1. Northern Ireland has a population of 18 million, divided into Protestants, Catholics and Others. Protestants want Northern Ireland to be part of Scotland and Catholics want a united Ireland. No one cares what the Others think.
2. It is part of a small island off the English Coast that was discovered by St Patrick in 1423. Patrick was a British man who is now the Patron Saint of Ireland. Protestants who like Britain can’t stand him, whereas Catholics who don’t really like Britain think he’s the best thing since sliced bread. (Look, just go with it.)
3. The capital is Belfast, where they made the movie Titanic. The two other largest cities are Derry and Londonderry.
4. The two biggest political parties are the DUP and Sinn Fein. The DUP are now in charge of running England and pretty soon Sinn Fein could be in a coalition in the Irish Republic, but neither party is in government in Northern Ireland. This is called power sharing.
5. The main language is ballix, spoken by over 84% of the population. The remaining 16% speak Tyrone, a dialect so complex even fluent Tyronians can’t understand each other.
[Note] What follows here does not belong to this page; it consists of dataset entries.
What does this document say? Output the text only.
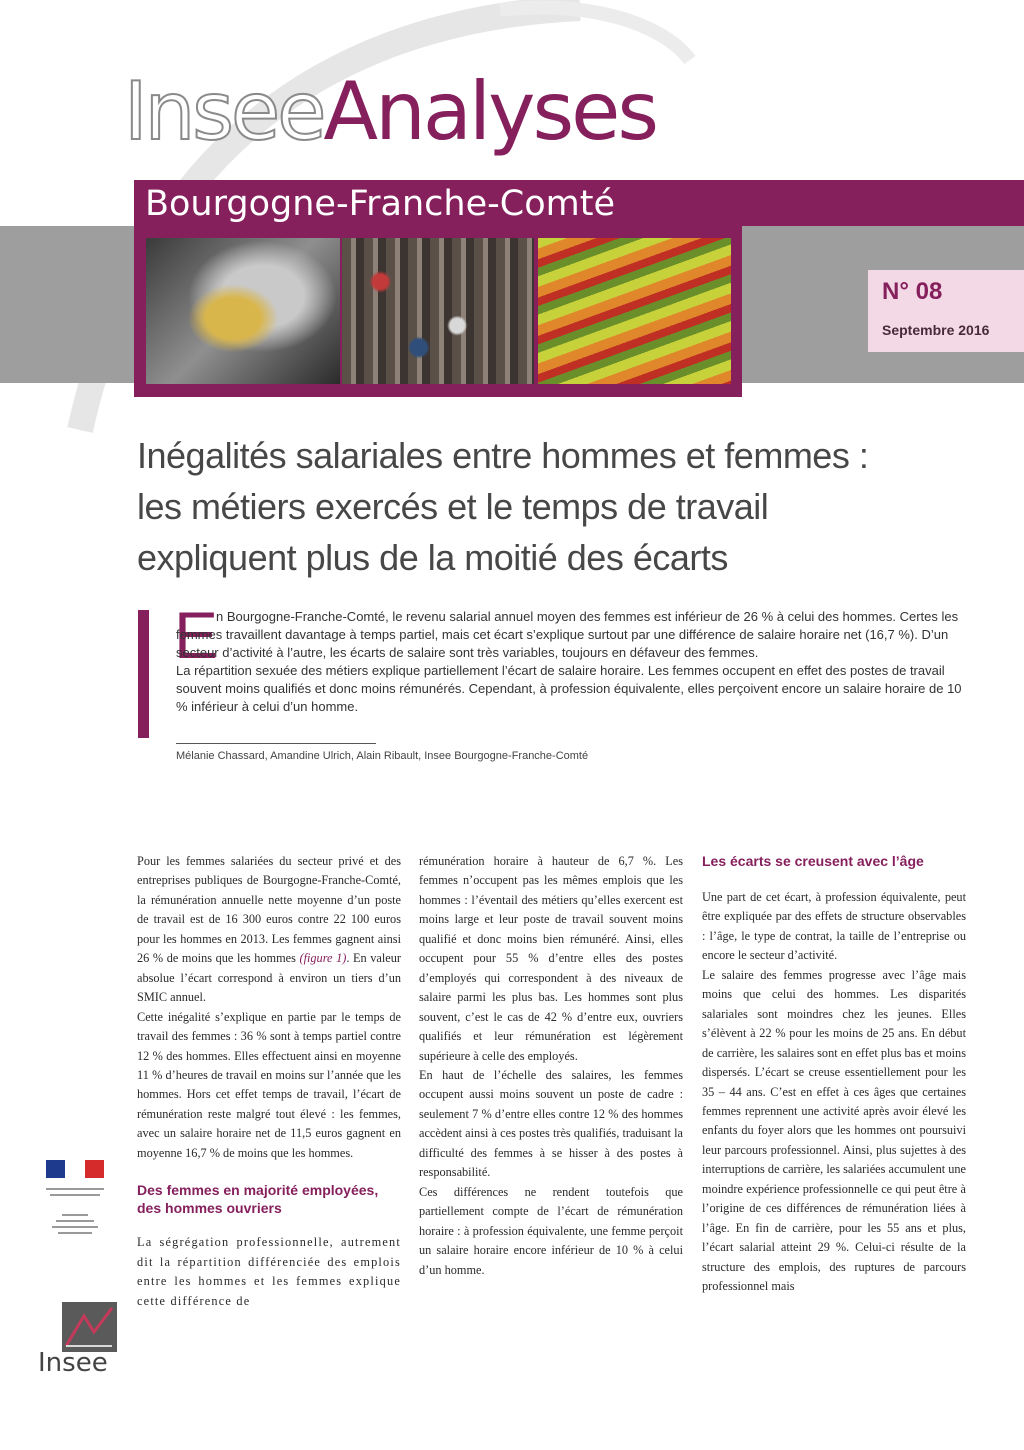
InseeAnalyses
Bourgogne-Franche-Comté
N° 08
Septembre 2016
Inégalités salariales entre hommes et femmes :
les métiers exercés et le temps de travail
expliquent plus de la moitié des écarts
E

n Bourgogne-Franche-Comté, le revenu salarial annuel moyen des femmes est inférieur de 26 % à celui des hommes. Certes les femmes travaillent davantage à temps partiel, mais cet écart s’explique surtout par une différence de salaire horaire net (16,7 %). D’un secteur d’activité à l’autre, les écarts de salaire sont très variables, toujours en défaveur des femmes.

La répartition sexuée des métiers explique partiellement l’écart de salaire horaire. Les femmes occupent en effet des postes de travail souvent moins qualifiés et donc moins rémunérés. Cependant, à profession équivalente, elles perçoivent encore un salaire horaire de 10 % inférieur à celui d’un homme.

Mélanie Chassard, Amandine Ulrich, Alain Ribault, Insee Bourgogne-Franche-Comté

Pour les femmes salariées du secteur privé et des entreprises publiques de Bourgogne-Franche-Comté, la rémunération annuelle nette moyenne d’un poste de travail est de 16 300 euros contre 22 100 euros pour les hommes en 2013. Les femmes gagnent ainsi 26 % de moins que les hommes (figure 1). En valeur absolue l’écart correspond à environ un tiers d’un SMIC annuel.

Cette inégalité s’explique en partie par le temps de travail des femmes : 36 % sont à temps partiel contre 12 % des hommes. Elles effectuent ainsi en moyenne 11 % d’heures de travail en moins sur l’année que les hommes. Hors cet effet temps de travail, l’écart de rémunération reste malgré tout élevé : les femmes, avec un salaire horaire net de 11,5 euros gagnent en moyenne 16,7 % de moins que les hommes.

Des femmes en majorité employées, des hommes ouvriers

La ségrégation professionnelle, autrement dit la répartition différenciée des emplois entre les hommes et les femmes explique cette différence de

rémunération horaire à hauteur de 6,7 %. Les femmes n’occupent pas les mêmes emplois que les hommes : l’éventail des métiers qu’elles exercent est moins large et leur poste de travail souvent moins qualifié et donc moins bien rémunéré. Ainsi, elles occupent pour 55 % d’entre elles des postes d’employés qui correspondent à des niveaux de salaire parmi les plus bas. Les hommes sont plus souvent, c’est le cas de 42 % d’entre eux, ouvriers qualifiés et leur rémunération est légèrement supérieure à celle des employés.

En haut de l’échelle des salaires, les femmes occupent aussi moins souvent un poste de cadre : seulement 7 % d’entre elles contre 12 % des hommes accèdent ainsi à ces postes très qualifiés, traduisant la difficulté des femmes à se hisser à des postes à responsabilité.

Ces différences ne rendent toutefois que partiellement compte de l’écart de rémunération horaire : à profession équivalente, une femme perçoit un salaire horaire encore inférieur de 10 % à celui d’un homme.

Les écarts se creusent avec l’âge

Une part de cet écart, à profession équivalente, peut être expliquée par des effets de structure observables : l’âge, le type de contrat, la taille de l’entreprise ou encore le secteur d’activité.

Le salaire des femmes progresse avec l’âge mais moins que celui des hommes. Les disparités salariales sont moindres chez les jeunes. Elles s’élèvent à 22 % pour les moins de 25 ans. En début de carrière, les salaires sont en effet plus bas et moins dispersés. L’écart se creuse essentiellement pour les 35 – 44 ans. C’est en effet à ces âges que certaines femmes reprennent une activité après avoir élevé les enfants du foyer alors que les hommes ont poursuivi leur parcours professionnel. Ainsi, plus sujettes à des interruptions de carrière, les salariées accumulent une moindre expérience professionnelle ce qui peut être à l’origine de ces différences de rémunération liées à l’âge. En fin de carrière, pour les 55 ans et plus, l’écart salarial atteint 29 %. Celui-ci résulte de la structure des emplois, des ruptures de parcours professionnel mais

Insee
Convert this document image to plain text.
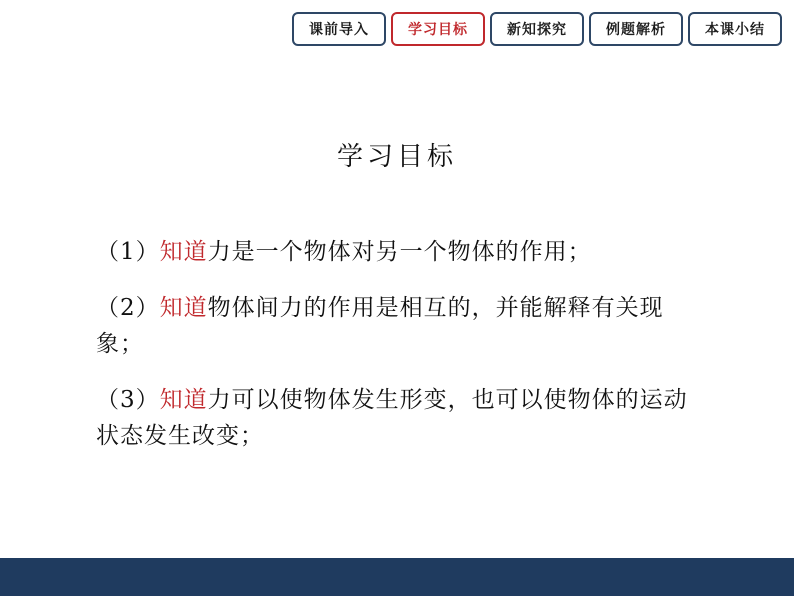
课前导入	学习目标	新知探究	例题解析	本课小结
学习目标

（1）知道力是一个物体对另一个物体的作用；

（2）知道物体间力的作用是相互的，并能解释有关现象；

（3）知道力可以使物体发生形变，也可以使物体的运动状态发生改变；
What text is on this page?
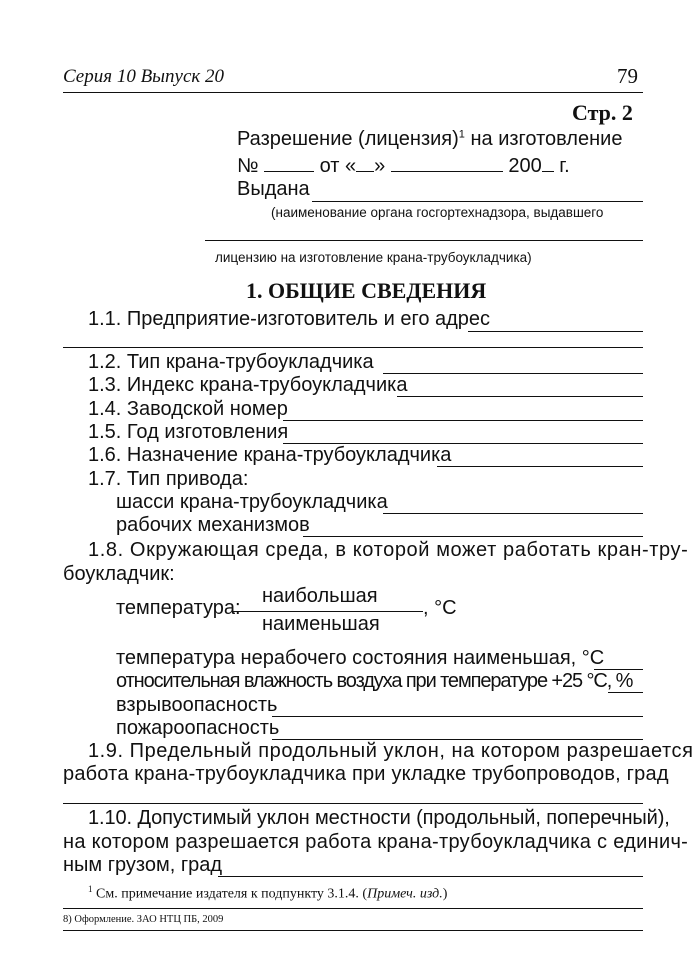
Серия 10 Выпуск 20	79
Стр. 2
Разрешение (лицензия)$^1$ на изготовление
№	от « »	200 г.
Выдана
(наименование органа госгортехнадзора, выдавшего
лицензию на изготовление крана-трубоукладчика)
1. ОБЩИЕ СВЕДЕНИЯ
1.1. Предприятие-изготовитель и его адрес
1.2. Тип крана-трубоукладчика
1.3. Индекс крана-трубоукладчика
1.4. Заводской номер
1.5. Год изготовления
1.6. Назначение крана-трубоукладчика
1.7. Тип привода:
шасси крана-трубоукладчика
рабочих механизмов
1.8. Окружающая среда, в которой может работать кран-тру-
боукладчик:
температура:
наибольшая
наименьшая
, °С
температура нерабочего состояния наименьшая, °С
относительная влажность воздуха при температуре +25 °С, %
взрывоопасность
пожароопасность
1.9. Предельный продольный уклон, на котором разрешается
работа крана-трубоукладчика при укладке трубопроводов, град
1.10. Допустимый уклон местности (продольный, поперечный),
на котором разрешается работа крана-трубоукладчика с единич-
ным грузом, град
$^1$ См. примечание издателя к подпункту 3.1.4. (Примеч. изд.)
8) Оформление. ЗАО НТЦ ПБ, 2009
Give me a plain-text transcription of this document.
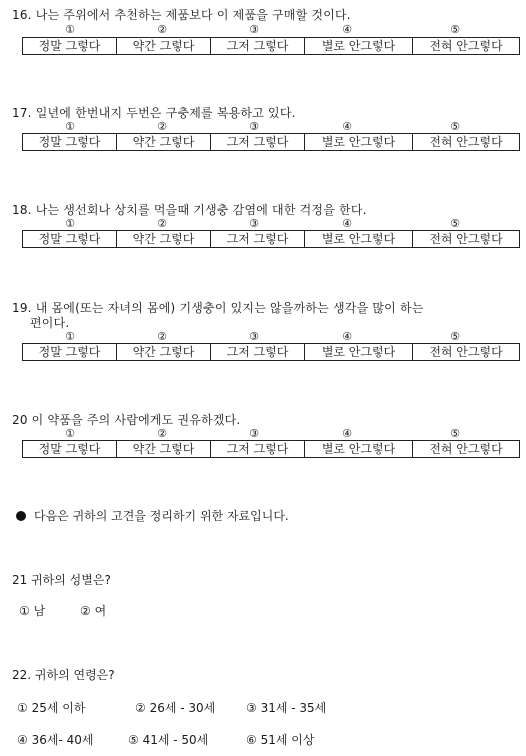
16. 나는 주위에서 추천하는 제품보다 이 제품을 구매할 것이다.
①	②	③	④	⑤
정말 그렇다	약간 그렇다	그저 그렇다	별로 안그렇다	전혀 안그렇다
17. 일년에 한번내지 두번은 구충제를 복용하고 있다.
①	②	③	④	⑤
정말 그렇다	약간 그렇다	그저 그렇다	별로 안그렇다	전혀 안그렇다
18. 나는 생선회나 상치를 먹을때 기생충 감염에 대한 걱정을 한다.
①	②	③	④	⑤
정말 그렇다	약간 그렇다	그저 그렇다	별로 안그렇다	전혀 안그렇다
19. 내 몸에(또는 자녀의 몸에) 기생충이 있지는 않을까하는 생각을 많이 하는
편이다.
①	②	③	④	⑤
정말 그렇다	약간 그렇다	그저 그렇다	별로 안그렇다	전혀 안그렇다
20 이 약품을 주의 사람에게도 권유하겠다.
①	②	③	④	⑤
정말 그렇다	약간 그렇다	그저 그렇다	별로 안그렇다	전혀 안그렇다
다음은 귀하의 고견을 정리하기 위한 자료입니다.
21 귀하의 성별은?
① 남	② 여
22. 귀하의 연령은?
① 25세 이하	② 26세 - 30세	③ 31세 - 35세
④ 36세- 40세	⑤ 41세 - 50세	⑥ 51세 이상
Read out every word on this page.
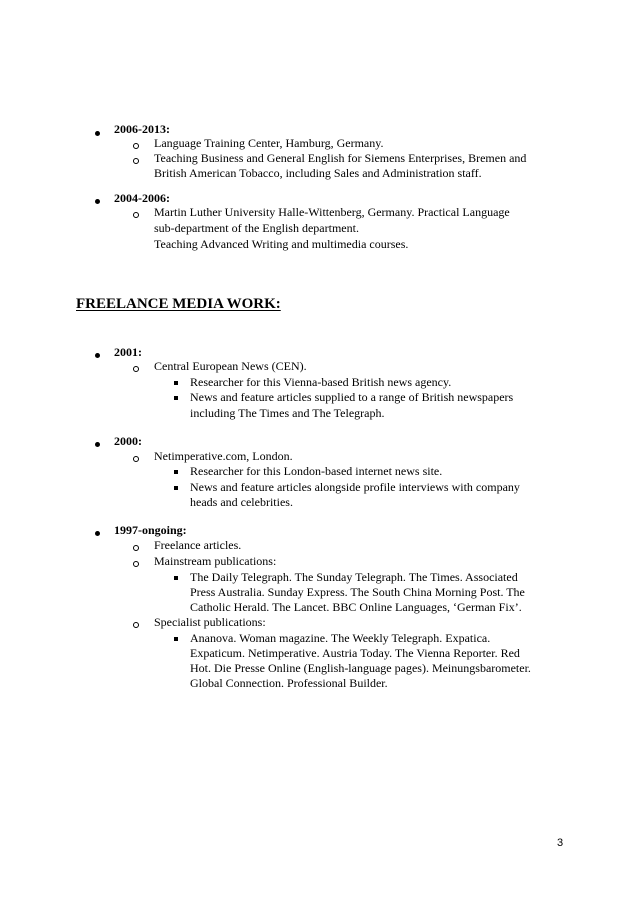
2006-2013:
Language Training Center, Hamburg, Germany.
Teaching Business and General English for Siemens Enterprises, Bremen and
British American Tobacco, including Sales and Administration staff.
2004-2006:
Martin Luther University Halle-Wittenberg, Germany. Practical Language
sub-department of the English department.
Teaching Advanced Writing and multimedia courses.
FREELANCE MEDIA WORK:
2001:
Central European News (CEN).
Researcher for this Vienna-based British news agency.
News and feature articles supplied to a range of British newspapers
including The Times and The Telegraph.
2000:
Netimperative.com, London.
Researcher for this London-based internet news site.
News and feature articles alongside profile interviews with company
heads and celebrities.
1997-ongoing:
Freelance articles.
Mainstream publications:
The Daily Telegraph. The Sunday Telegraph. The Times. Associated
Press Australia. Sunday Express. The South China Morning Post. The
Catholic Herald. The Lancet. BBC Online Languages, ‘German Fix’.
Specialist publications:
Ananova. Woman magazine. The Weekly Telegraph. Expatica.
Expaticum. Netimperative. Austria Today. The Vienna Reporter. Red
Hot. Die Presse Online (English-language pages). Meinungsbarometer.
Global Connection. Professional Builder.
3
6. The national pastimes are drinking, arguing, and arguing while drinking.
7. Our most famous tourist attraction is the Gigantic Causeway – a huge stone structure formed in 4000 BC during the Great Flood.
8. The most famous Northern Irish actor ever is Eamonn Holmes, who has appeared in movies like Taken, Taken 2 and Fifty Shades of Grey.
9. The singer Van Morrison is from Northern Ireland. After leaving The Doors in the 1960s he invented the Ford Transit.
10. Our greatest ever sportsperson is George Best, who played for Man Utd in the 1950s before taking up snooker and changing his name to Alex Higgins. Famously good looking, it is estimated that Best slept with 76% of women in England.
There, that should give everyone a bit of background. Now you can get back to arguing about the DUP.